Einstein-Telescope in the Euregio-Meuse-Rhine – Preliminary engineering geological site characterization for siting and design

Modern gravitational-waves astronomy is moving underground. Geological units act as noise-dampening covers to isolate highly sensitive gravitational-wave detectors from ambient noise disturbances, which poses challenges for the siting, planning, and construction of detectors. The current feasibility study for the Einstein Telescope (ET), the European third-generation gravitational-waves detector, aims to find the most suitable site for construction and operation from various perspectives. One potential site is the Euregio-Meuse-Rhine (EMR) area in the border region between the Netherlands, Belgium, and Germany.

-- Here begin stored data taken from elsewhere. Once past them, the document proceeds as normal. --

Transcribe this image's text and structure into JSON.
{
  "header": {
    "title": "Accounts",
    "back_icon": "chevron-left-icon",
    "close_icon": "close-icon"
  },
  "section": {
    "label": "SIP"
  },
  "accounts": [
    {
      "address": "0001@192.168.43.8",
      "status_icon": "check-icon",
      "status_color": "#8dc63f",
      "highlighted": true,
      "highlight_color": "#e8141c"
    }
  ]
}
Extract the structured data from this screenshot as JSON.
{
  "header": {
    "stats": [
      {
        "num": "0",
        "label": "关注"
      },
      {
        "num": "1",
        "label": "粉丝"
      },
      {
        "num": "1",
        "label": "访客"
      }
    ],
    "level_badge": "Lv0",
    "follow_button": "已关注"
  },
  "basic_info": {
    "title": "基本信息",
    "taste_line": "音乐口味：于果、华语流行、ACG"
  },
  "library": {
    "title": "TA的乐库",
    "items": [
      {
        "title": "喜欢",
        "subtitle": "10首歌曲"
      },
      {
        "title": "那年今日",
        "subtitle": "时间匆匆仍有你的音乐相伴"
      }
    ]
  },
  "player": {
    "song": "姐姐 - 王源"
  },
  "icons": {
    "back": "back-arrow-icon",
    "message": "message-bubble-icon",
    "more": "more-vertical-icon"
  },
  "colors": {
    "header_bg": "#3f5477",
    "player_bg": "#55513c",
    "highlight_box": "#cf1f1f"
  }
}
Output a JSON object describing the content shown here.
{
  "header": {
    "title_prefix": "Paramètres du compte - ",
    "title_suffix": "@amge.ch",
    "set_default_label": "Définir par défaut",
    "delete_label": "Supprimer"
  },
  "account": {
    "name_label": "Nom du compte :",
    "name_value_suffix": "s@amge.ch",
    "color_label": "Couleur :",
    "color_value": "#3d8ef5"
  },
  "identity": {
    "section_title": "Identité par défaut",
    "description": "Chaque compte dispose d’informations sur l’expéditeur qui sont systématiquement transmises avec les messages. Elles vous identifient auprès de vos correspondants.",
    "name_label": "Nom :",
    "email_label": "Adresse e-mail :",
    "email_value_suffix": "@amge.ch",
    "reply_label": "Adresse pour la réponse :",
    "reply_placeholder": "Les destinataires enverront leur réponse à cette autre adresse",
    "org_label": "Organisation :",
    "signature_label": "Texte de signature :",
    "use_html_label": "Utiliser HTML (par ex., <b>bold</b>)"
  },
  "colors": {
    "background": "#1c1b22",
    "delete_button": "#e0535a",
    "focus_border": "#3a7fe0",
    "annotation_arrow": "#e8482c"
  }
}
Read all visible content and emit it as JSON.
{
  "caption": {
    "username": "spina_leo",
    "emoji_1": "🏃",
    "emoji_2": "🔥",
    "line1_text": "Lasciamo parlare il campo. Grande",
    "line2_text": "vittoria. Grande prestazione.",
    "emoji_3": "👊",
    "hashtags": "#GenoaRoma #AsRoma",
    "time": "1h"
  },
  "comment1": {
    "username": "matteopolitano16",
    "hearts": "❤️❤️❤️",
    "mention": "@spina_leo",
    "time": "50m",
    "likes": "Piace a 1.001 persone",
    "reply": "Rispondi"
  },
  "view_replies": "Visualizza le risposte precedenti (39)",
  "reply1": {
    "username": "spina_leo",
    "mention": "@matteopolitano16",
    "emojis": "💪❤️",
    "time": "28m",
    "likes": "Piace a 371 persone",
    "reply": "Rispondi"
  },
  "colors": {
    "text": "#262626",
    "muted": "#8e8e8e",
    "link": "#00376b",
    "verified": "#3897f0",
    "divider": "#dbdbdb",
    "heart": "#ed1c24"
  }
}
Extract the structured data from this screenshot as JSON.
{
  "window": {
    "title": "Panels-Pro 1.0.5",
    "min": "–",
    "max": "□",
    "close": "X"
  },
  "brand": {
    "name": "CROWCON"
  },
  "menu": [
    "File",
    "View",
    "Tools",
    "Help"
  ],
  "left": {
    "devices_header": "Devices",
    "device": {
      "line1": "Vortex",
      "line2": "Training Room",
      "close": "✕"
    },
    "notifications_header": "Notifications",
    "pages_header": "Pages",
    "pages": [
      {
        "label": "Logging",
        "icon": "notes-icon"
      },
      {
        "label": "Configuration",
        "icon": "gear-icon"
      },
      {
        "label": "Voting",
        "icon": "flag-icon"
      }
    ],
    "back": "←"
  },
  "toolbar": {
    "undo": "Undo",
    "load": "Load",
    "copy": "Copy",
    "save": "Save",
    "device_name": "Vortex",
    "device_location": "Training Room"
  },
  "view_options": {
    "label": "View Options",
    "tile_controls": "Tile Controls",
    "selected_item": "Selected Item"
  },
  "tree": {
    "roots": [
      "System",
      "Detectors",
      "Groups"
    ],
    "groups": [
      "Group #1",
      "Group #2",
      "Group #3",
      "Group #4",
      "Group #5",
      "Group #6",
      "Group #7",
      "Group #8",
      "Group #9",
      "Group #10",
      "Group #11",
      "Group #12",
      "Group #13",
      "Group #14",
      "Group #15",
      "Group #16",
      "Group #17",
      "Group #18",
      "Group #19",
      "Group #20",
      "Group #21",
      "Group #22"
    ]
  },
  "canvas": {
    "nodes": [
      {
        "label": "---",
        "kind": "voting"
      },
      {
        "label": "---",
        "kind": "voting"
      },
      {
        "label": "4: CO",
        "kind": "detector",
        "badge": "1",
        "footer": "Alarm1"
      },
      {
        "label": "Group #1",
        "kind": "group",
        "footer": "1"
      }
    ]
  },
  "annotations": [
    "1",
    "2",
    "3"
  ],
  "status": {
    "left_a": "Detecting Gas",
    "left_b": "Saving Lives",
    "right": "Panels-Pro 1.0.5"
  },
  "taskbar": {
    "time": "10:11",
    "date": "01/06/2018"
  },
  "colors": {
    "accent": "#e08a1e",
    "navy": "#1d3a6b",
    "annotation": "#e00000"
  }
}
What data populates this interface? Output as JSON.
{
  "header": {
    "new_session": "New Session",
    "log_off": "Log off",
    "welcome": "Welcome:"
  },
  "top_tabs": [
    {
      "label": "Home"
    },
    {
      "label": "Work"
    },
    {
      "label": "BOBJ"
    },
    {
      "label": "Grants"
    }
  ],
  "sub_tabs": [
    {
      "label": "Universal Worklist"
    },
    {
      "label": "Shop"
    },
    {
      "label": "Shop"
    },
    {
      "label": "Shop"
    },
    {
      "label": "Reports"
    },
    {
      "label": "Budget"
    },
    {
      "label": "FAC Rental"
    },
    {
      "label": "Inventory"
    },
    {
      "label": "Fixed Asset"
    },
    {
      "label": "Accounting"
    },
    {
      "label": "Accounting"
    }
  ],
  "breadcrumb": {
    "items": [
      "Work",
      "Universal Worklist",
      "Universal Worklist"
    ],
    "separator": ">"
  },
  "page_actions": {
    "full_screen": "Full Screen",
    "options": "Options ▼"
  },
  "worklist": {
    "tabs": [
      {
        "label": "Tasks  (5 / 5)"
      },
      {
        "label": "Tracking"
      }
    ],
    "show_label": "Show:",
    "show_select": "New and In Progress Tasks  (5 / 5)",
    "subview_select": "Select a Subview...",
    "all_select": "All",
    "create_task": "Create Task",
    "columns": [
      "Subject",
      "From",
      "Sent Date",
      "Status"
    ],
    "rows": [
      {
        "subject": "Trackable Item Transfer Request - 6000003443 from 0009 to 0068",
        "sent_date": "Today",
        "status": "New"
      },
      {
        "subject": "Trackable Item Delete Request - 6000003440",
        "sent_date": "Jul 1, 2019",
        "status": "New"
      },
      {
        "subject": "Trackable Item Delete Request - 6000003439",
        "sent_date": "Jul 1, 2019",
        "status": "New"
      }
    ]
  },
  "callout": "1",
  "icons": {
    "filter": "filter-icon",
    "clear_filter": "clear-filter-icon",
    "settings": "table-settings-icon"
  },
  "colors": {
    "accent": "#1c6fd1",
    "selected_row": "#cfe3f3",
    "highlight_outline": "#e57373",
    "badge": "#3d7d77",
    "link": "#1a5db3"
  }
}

The Einstein Telescope is planned as a large-scale underground infrastructure with over 30 km of tunnels and various cavern constructions, approximately 250 m below the surface. This paper presents the preliminary results of the first site characterization phase for this site from an engineering geological perspective. The results show (1) complex geological conditions of siliciclastic and carbonate, brittle and hard Paleozoic (Frasnian to Westphalian) rocks beneath a cover of soft, partly unconsolidated Cretaceous and Cenozoic sediments, (2) the strong influence of several tectonic events, especially the thrust-and-fault belt of the Variscan Front and the opening of the Lower Rhine Graben, (3) variable and in places high hydraulic conductivities (10^{− 5} m/s) and, (4) variable rock mechanical properties of potential host rock formations (e.g. Famennian and Namurian rocks). Finally, an engineering geological assessment of the suitability, challenges, and requirements for future work associated with the construction of the ET in the EMR region is presented.